Brand / Region Glossary

SHR

Synology Hybrid RAID that improves flexibility when mixing drive sizes.

Btrfs Snapshots

Point-in-time snapshots used for rollback and data protection policies.

Storage Pool

Logical disk group where RAID layout is created before volumes are provisioned.

NAS Cluster Guides

Related Long-Tail Calculators

Sequential Long-Tail Navigation

FAQ

How many disk failures can RAID-Z1 tolerate in this setup?

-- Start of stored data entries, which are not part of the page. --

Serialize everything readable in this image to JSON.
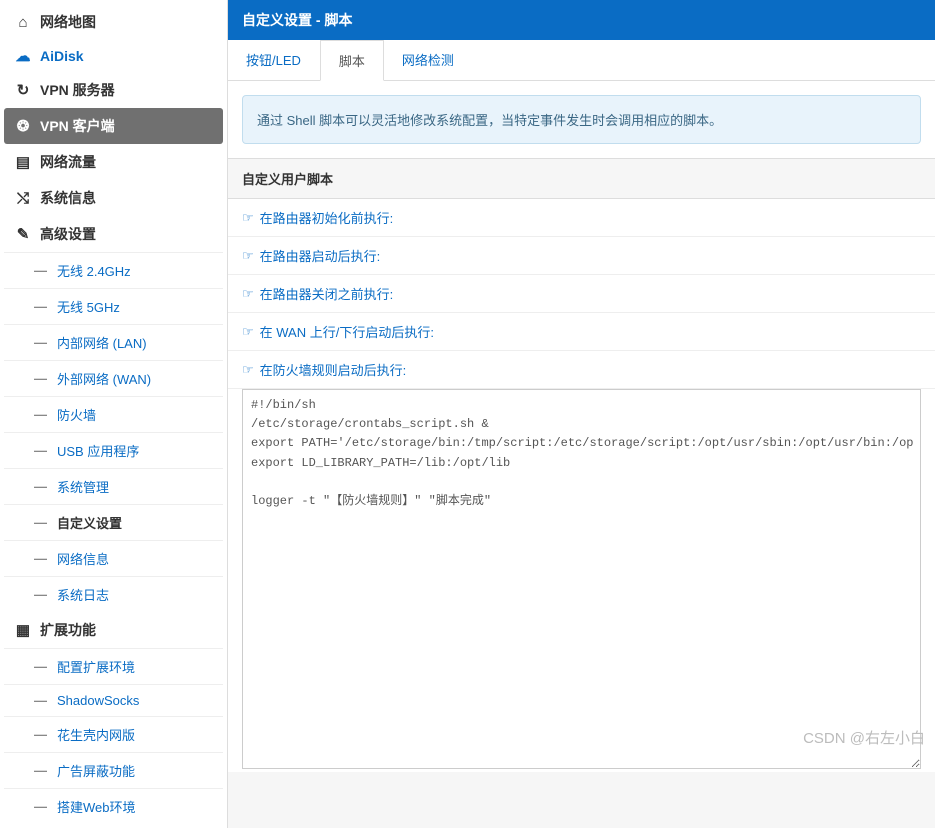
{
  "header": {
    "title": "自定义设置 - 脚本"
  },
  "tabs": {
    "t0": "按钮/LED",
    "t1": "脚本",
    "t2": "网络检测"
  },
  "info": {
    "text": "通过 Shell 脚本可以灵活地修改系统配置，当特定事件发生时会调用相应的脚本。"
  },
  "section_title": "自定义用户脚本",
  "scripts": {
    "r0": "在路由器初始化前执行:",
    "r1": "在路由器启动后执行:",
    "r2": "在路由器关闭之前执行:",
    "r3": "在 WAN 上行/下行启动后执行:",
    "r4": "在防火墙规则启动后执行:"
  },
  "code": "#!/bin/sh\n/etc/storage/crontabs_script.sh &\nexport PATH='/etc/storage/bin:/tmp/script:/etc/storage/script:/opt/usr/sbin:/opt/usr/bin:/op\nexport LD_LIBRARY_PATH=/lib:/opt/lib\n\nlogger -t \"【防火墙规则】\" \"脚本完成\"",
  "sidebar": {
    "items": {
      "i0": "网络地图",
      "i1": "AiDisk",
      "i2": "VPN 服务器",
      "i3": "VPN 客户端",
      "i4": "网络流量",
      "i5": "系统信息",
      "i6": "高级设置",
      "i7": "扩展功能"
    },
    "advanced": {
      "a0": "无线 2.4GHz",
      "a1": "无线 5GHz",
      "a2": "内部网络 (LAN)",
      "a3": "外部网络 (WAN)",
      "a4": "防火墙",
      "a5": "USB 应用程序",
      "a6": "系统管理",
      "a7": "自定义设置",
      "a8": "网络信息",
      "a9": "系统日志"
    },
    "ext": {
      "e0": "配置扩展环境",
      "e1": "ShadowSocks",
      "e2": "花生壳内网版",
      "e3": "广告屏蔽功能",
      "e4": "搭建Web环境"
    }
  },
  "watermark": "CSDN @右左小白"
}
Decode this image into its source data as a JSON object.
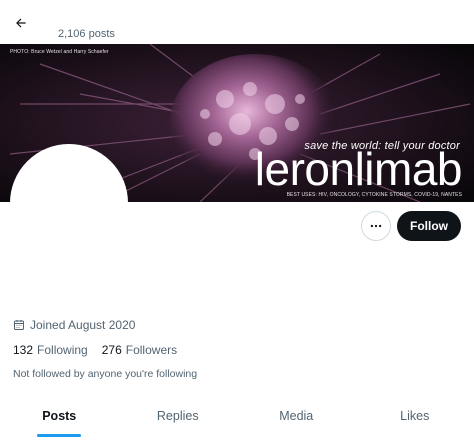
{
  "header": {
    "posts_count": "2,106 posts",
    "back_icon": "arrow-left-icon"
  },
  "banner": {
    "photo_credit": "PHOTO: Bruce Wetzel and Harry Schaefer",
    "tagline": "save the world: tell your doctor",
    "brand": "leronlimab",
    "footer": "BEST USES: HIV, ONCOLOGY, CYTOKINE STORMS, COVID-19, NANTES"
  },
  "profile": {
    "joined": "Joined August 2020",
    "following_count": "132",
    "following_label": "Following",
    "followers_count": "276",
    "followers_label": "Followers",
    "not_followed": "Not followed by anyone you're following"
  },
  "actions": {
    "more_icon": "more-horizontal-icon",
    "follow_label": "Follow"
  },
  "tabs": [
    {
      "label": "Posts",
      "active": true
    },
    {
      "label": "Replies",
      "active": false
    },
    {
      "label": "Media",
      "active": false
    },
    {
      "label": "Likes",
      "active": false
    }
  ],
  "colors": {
    "accent": "#1d9bf0",
    "text_primary": "#0f1419",
    "text_secondary": "#536471",
    "follow_button": "#0f1419"
  }
}
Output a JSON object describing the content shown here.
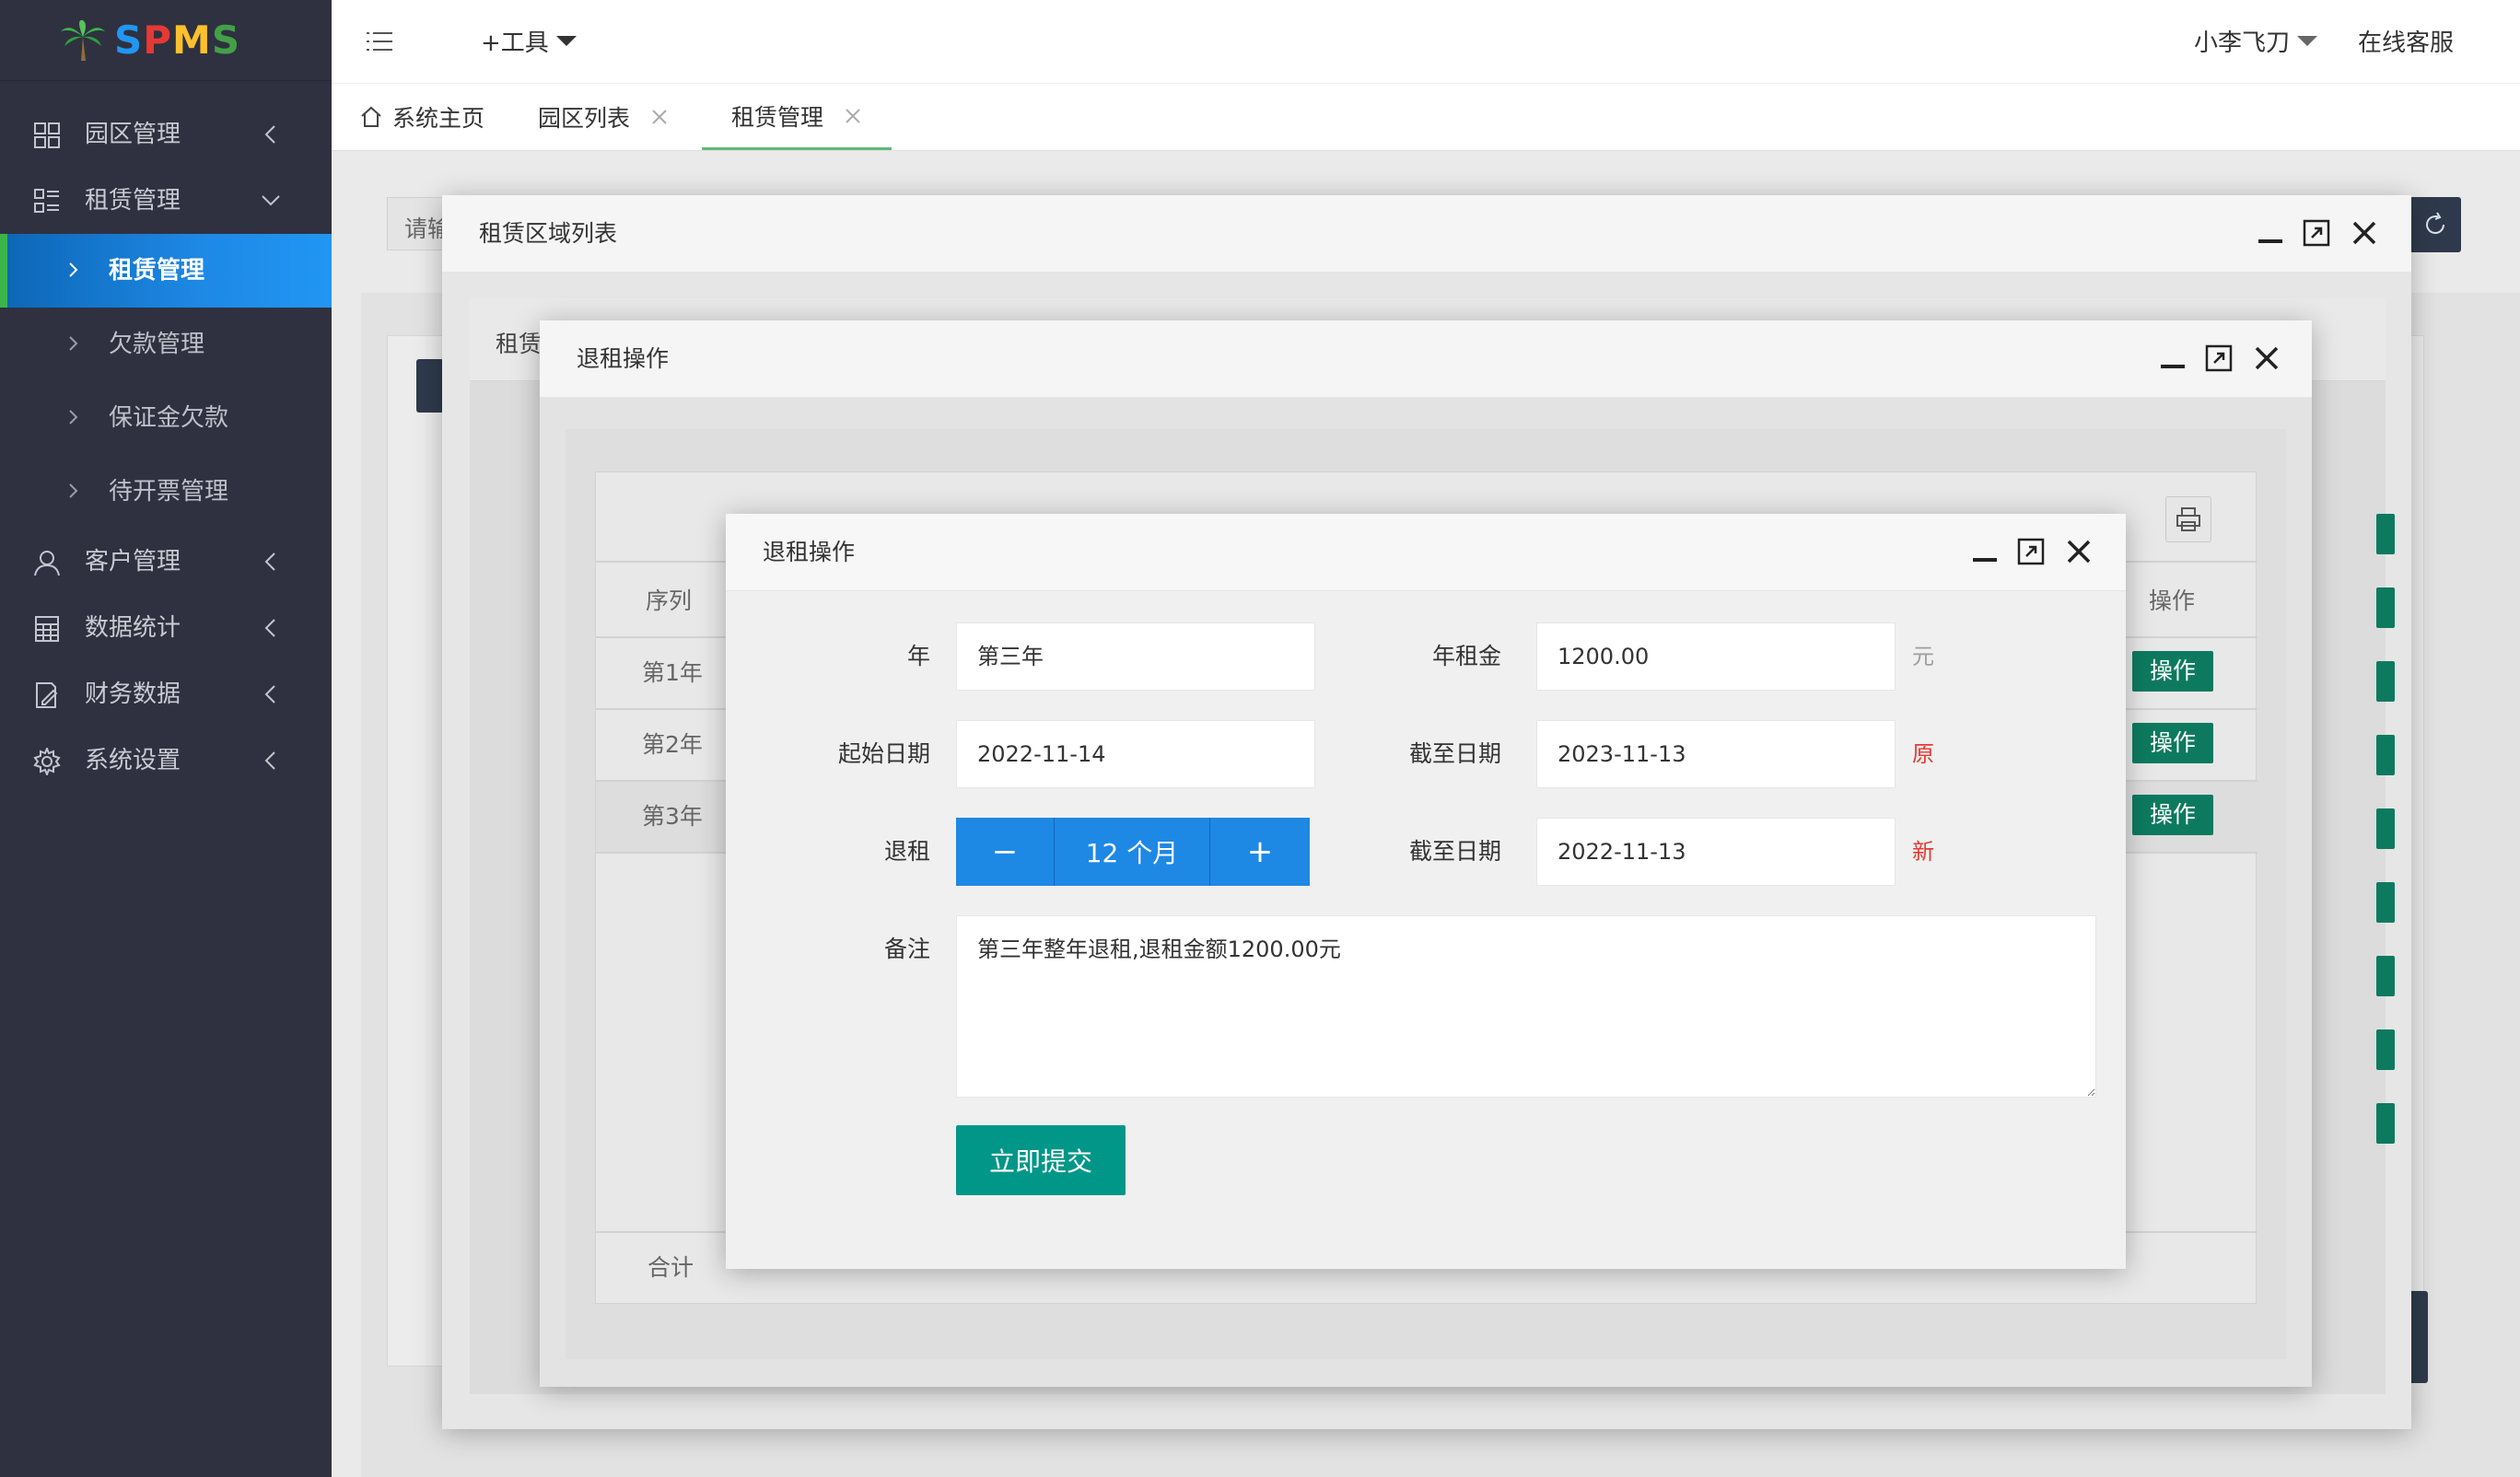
{
  "app": {
    "logo_text": "SPMS"
  },
  "sidebar": {
    "groups": [
      {
        "label": "园区管理",
        "icon": "grid-icon"
      },
      {
        "label": "租赁管理",
        "icon": "list-icon"
      },
      {
        "label": "客户管理",
        "icon": "user-icon"
      },
      {
        "label": "数据统计",
        "icon": "calculator-icon"
      },
      {
        "label": "财务数据",
        "icon": "document-edit-icon"
      },
      {
        "label": "系统设置",
        "icon": "gear-icon"
      }
    ],
    "lease_subitems": [
      {
        "label": "租赁管理"
      },
      {
        "label": "欠款管理"
      },
      {
        "label": "保证金欠款"
      },
      {
        "label": "待开票管理"
      }
    ]
  },
  "header": {
    "tools_label": "+工具",
    "user_name": "小李飞刀",
    "service_label": "在线客服"
  },
  "tabs": [
    {
      "label": "系统主页"
    },
    {
      "label": "园区列表"
    },
    {
      "label": "租赁管理"
    }
  ],
  "background": {
    "search_placeholder_fragment": "请输",
    "panel_title_fragment": "租赁",
    "table": {
      "col_serial": "序列",
      "col_action": "操作",
      "rows": [
        {
          "serial": "第1年",
          "action": "操作"
        },
        {
          "serial": "第2年",
          "action": "操作"
        },
        {
          "serial": "第3年",
          "action": "操作"
        }
      ],
      "total_label": "合计"
    }
  },
  "dialogs": {
    "outer_title": "租赁区域列表",
    "middle_title": "退租操作",
    "inner_title": "退租操作"
  },
  "form": {
    "year_label": "年",
    "year_value": "第三年",
    "annual_rent_label": "年租金",
    "annual_rent_value": "1200.00",
    "annual_rent_unit": "元",
    "start_date_label": "起始日期",
    "start_date_value": "2022-11-14",
    "end_date_label": "截至日期",
    "end_date_original": "2023-11-13",
    "original_tag": "原",
    "refund_label": "退租",
    "refund_months": "12 个月",
    "minus_symbol": "−",
    "plus_symbol": "+",
    "new_end_date_label": "截至日期",
    "new_end_date": "2022-11-13",
    "new_tag": "新",
    "remark_label": "备注",
    "remark_value": "第三年整年退租,退租金额1200.00元",
    "submit_label": "立即提交"
  },
  "colors": {
    "sidebar_bg": "#2f3140",
    "active_gradient": "#1e88e5",
    "primary_blue": "#1e88e5",
    "submit_teal": "#009688",
    "action_green": "#0d7a5f",
    "tag_red": "#e53935"
  }
}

This setup can tolerate 1 drive. Real-world survivability depends on mirror placement, rebuild stress, and drive health.

Is RAID-Z1 still viable with 12TB drives?

It can be practical, but larger drives increase rebuild windows. Validate parity choice and backup policy before committing to the final layout.

Why include a 10% reserve when planning NAS available space?

Keeping free space improves filesystem behavior for snapshots, metadata, and write performance. Full arrays often perform worse and rebuild more slowly.

Should I optimize this 4-drive plan for capacity or resiliency first?

For long-lived NAS pools, resiliency first is usually safer. Capacity can be expanded later, while a risky parity choice can force migration sooner.